In Runde 4 geht Dirk Müller ebenso an Priaulx vorbei wie Jörg Müller an Tarquini, so bleibt die Konstellation bis in die letzte Runde. Vorneweg hält Dirk Müller Priaulx bis zum Schluß im Zaum und kassiert volle Punkte im ersten Rennen; dahinter wird ein bis dahin faires Rennen unschön. Eingangs La Source touchiert Tarquini den einlenkenden Jörg Müller hinten rechts – ein Rennunfall, der Müller eher noch hilft; mit Extra-Schwung setzt er sich innen neben Farfus, Lack wird ausgetauscht.

Dann entscheidet sich Farfus für die harte Tour und drückt den BMW hart nach rechts Richtung Mauer.

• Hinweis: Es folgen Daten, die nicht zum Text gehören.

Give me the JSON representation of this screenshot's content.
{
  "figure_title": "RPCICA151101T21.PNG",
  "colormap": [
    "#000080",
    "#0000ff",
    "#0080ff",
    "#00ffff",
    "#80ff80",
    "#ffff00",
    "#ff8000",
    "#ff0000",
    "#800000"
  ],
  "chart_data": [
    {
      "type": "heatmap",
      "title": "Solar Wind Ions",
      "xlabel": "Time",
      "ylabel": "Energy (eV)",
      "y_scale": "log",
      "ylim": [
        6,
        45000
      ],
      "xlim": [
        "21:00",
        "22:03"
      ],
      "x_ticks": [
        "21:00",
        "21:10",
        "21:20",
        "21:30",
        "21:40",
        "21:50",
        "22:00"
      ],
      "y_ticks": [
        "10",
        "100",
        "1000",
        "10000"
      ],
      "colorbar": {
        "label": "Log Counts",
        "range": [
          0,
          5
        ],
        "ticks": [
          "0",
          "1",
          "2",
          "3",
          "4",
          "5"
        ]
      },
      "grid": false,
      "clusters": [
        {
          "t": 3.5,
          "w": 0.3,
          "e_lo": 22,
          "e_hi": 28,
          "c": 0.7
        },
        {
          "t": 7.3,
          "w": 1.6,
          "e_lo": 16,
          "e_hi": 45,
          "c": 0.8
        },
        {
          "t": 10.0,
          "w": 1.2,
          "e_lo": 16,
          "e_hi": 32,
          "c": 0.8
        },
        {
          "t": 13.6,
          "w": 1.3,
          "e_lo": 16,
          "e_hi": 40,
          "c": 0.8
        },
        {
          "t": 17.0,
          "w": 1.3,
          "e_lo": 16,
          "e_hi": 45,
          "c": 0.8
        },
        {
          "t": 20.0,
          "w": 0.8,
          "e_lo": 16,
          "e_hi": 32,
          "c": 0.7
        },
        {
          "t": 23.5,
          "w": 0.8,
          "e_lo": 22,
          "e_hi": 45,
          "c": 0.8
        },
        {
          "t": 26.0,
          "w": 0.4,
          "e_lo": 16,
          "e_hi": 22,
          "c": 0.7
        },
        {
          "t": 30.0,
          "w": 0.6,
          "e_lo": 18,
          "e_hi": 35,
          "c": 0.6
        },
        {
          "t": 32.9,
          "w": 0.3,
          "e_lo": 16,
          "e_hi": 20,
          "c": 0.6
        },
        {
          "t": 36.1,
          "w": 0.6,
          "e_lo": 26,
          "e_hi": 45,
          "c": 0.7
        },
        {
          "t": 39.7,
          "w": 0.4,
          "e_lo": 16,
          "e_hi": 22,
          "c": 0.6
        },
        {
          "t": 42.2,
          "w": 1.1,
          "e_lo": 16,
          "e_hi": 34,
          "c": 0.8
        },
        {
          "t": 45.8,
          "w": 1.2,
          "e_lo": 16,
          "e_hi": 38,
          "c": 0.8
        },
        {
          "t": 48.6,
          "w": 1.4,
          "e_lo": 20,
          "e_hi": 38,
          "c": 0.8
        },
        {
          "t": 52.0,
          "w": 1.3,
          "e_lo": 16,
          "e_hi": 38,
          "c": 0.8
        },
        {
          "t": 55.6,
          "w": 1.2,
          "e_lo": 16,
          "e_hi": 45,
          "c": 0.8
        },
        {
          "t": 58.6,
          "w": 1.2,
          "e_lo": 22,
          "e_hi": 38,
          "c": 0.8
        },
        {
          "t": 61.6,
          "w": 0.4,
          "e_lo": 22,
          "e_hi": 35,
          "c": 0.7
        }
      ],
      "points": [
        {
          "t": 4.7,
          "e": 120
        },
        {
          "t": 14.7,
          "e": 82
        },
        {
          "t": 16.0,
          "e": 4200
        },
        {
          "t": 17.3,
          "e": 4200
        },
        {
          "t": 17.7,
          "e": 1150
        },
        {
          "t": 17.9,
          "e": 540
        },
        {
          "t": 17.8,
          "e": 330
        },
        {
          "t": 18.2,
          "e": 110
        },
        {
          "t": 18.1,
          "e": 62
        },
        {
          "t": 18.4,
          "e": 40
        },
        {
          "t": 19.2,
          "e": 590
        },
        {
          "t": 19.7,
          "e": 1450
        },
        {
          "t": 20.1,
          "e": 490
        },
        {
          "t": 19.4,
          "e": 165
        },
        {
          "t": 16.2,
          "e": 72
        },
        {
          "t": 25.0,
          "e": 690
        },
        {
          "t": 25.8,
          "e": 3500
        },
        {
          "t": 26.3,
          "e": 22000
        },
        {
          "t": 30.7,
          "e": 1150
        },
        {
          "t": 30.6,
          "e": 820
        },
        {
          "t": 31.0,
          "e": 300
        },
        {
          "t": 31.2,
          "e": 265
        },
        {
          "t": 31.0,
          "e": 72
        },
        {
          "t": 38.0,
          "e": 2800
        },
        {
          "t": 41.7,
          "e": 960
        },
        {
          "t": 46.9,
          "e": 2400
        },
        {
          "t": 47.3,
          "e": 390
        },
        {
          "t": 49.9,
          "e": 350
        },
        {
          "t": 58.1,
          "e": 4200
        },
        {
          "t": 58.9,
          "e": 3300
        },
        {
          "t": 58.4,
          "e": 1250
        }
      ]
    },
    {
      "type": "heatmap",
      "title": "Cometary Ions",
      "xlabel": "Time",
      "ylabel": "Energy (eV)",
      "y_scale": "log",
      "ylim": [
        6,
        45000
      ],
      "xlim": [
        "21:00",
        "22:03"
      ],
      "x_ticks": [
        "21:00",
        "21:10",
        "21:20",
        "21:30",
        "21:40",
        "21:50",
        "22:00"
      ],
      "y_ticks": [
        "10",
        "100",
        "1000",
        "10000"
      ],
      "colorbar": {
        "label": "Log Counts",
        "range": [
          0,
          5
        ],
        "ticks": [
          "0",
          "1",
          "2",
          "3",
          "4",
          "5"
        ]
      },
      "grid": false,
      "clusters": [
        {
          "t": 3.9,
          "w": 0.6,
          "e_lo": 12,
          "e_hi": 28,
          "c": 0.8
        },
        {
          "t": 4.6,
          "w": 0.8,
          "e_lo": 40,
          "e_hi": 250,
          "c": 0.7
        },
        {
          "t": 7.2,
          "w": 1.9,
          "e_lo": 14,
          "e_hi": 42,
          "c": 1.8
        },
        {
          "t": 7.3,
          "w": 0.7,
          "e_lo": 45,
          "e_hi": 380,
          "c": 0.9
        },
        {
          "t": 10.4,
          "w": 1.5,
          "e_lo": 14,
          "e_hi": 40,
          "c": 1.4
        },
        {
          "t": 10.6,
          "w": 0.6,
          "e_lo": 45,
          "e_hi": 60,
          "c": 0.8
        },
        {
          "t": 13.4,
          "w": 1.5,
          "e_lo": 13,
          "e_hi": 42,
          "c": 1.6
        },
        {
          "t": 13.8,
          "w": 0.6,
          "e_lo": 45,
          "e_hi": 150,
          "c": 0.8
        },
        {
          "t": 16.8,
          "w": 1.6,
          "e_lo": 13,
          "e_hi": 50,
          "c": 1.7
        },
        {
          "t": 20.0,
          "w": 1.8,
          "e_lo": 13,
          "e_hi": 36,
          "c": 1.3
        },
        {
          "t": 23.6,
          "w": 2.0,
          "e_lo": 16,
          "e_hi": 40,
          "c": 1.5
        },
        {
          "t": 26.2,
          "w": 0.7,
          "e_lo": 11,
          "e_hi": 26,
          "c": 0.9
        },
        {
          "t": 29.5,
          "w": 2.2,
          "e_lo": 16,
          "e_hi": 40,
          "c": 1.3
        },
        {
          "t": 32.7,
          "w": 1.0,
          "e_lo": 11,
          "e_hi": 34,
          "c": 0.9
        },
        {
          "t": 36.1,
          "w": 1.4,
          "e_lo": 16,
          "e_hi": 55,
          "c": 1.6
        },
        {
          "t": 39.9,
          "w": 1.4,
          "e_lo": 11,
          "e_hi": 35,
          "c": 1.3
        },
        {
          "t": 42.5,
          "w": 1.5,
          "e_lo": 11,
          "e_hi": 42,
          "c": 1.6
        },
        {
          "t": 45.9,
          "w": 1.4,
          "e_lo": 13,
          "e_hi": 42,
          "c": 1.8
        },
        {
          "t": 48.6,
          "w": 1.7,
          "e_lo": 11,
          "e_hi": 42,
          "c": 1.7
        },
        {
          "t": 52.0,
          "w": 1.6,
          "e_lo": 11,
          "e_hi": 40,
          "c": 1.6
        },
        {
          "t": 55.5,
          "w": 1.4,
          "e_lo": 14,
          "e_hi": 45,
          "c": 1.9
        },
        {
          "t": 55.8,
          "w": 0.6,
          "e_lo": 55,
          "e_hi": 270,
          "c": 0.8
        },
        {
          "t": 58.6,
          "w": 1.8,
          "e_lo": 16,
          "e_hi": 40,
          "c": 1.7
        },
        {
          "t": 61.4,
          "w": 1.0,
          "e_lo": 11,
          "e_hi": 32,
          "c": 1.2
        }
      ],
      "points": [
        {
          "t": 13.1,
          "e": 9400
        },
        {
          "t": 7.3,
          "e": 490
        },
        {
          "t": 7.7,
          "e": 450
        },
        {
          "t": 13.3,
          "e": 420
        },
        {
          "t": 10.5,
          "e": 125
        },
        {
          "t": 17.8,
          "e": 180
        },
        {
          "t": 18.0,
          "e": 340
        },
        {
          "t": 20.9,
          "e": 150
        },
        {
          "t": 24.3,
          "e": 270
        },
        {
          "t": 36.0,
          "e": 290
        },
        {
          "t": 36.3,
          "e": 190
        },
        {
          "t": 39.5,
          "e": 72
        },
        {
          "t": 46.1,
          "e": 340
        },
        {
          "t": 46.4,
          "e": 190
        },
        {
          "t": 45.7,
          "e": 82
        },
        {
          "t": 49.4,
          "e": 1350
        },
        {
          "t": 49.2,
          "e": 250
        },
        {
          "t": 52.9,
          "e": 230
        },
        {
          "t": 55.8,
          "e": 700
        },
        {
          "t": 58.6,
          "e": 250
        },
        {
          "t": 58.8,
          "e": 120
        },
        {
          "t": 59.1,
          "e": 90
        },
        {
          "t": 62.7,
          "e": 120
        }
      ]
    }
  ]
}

Der setzt sich durch und wird Dritter, macht aber nachher aus seinem Ärger über den rabiaten Brasilianer kein Hehl.

Die „Independents“-Wertugn geht an Tom Coronel, der bis kurz vor Schluß mit seinem privaten Seat vor allen spanischen Werksautos liegt; der niederländische Routinier läßt sich dann „überraschend“ hinter die Werks-Toledo zurückfallen. Vierter bei den Privatiers wird Stefano D’Aste – wir merken uns diesen Namen.

In der halbstündigen Reparaturpause beginnt es dann offiziell zu regnen. Im Startbereich hört der Regen bald wieder auf, weiter draußen bleibt es naß – eigentlich Intermediate-Wetter auf einer Strecke, die als besonders griffig gilt. Nur: Intermediates gibt es in der WM nicht. Ein Teil der Fahrer, darunter die regenerfahrenen Briten Priaulx und Thompson, setzt also auf Regenreifen, die meisten bleiben auf Slicks.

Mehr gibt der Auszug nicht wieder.